Input-side aliases (§XX)
Input:   "transaction_status_code": "declined"
         "transaction_status_code": "unauthorized"
         "transaction_status_code": "throttled"

Dictionary:
  §01 = transaction_status_code

Output:  "§01": "declined"
         "§01": "unauthorized"
         "§01": "throttled"

Savings: 3 × (24 - 3) = 63 characters saved
Output-side aliases (@XX)
The LLM is instructed to use @XX aliases in its response:

  @01 = "function"  @02 = "return"  @03 = "undefined"

LLM output:  "The @01 should @02 the value instead of @03"
Expanded:    "The function should return the value instead of undefined"

Output aliases can save 2-10× more than input compression
since output tokens are typically more expensive.

The dictionary is injected into the system prompt so the LLM understands both §XX and @XX aliases. The post-processor restores all aliases in real-time during streaming, handling partial aliases split across stream chunks.

Core Innovations

1
Agent-Aware Distillation
First compression model trained specifically for agent scenarios — tool calls, code review, API responses, agent history. Outperforms generic models at 4–12× the speed.
2
Data Quality > Model Size
A 44M parameter model with domain-matched training data matches or exceeds a 560M generic model (XLM-RoBERTa-large).

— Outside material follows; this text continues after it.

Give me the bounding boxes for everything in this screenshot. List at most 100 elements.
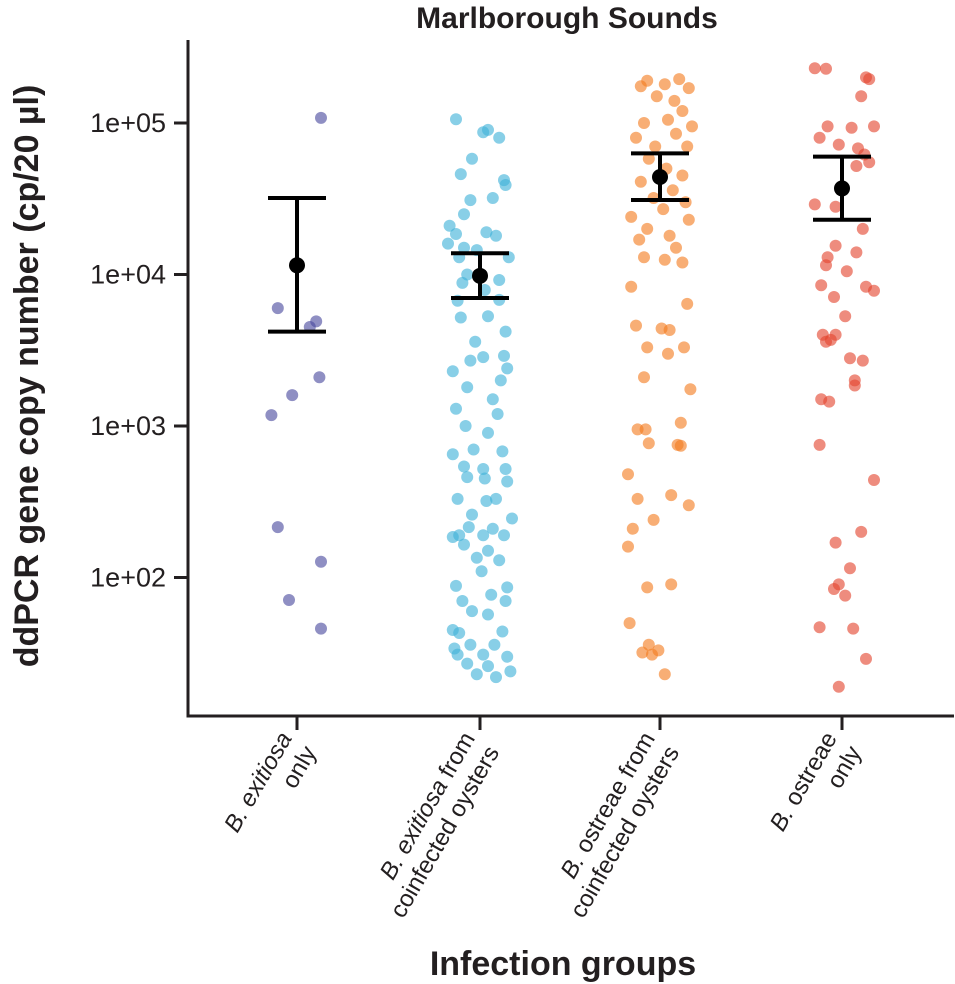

Runs on consumer hardware.
3
Bidirectional Dictionary Compression
Input-side §XX aliases + output-side @XX aliases. Output alias compression is 2–10× more valuable since output tokens cost more.
4
Content-Type Routing + Rate Conditioning
Auto-detects content type and routes to specialized compression. A single rate-conditioned model handles the full 0.2–0.8 range — no separate checkpoints needed.
5
Closed-Loop Adaptive Control
Runtime rate-distortion curve fitting with quality feedback. Automatically adjusts compression rate based on content density to prevent information loss.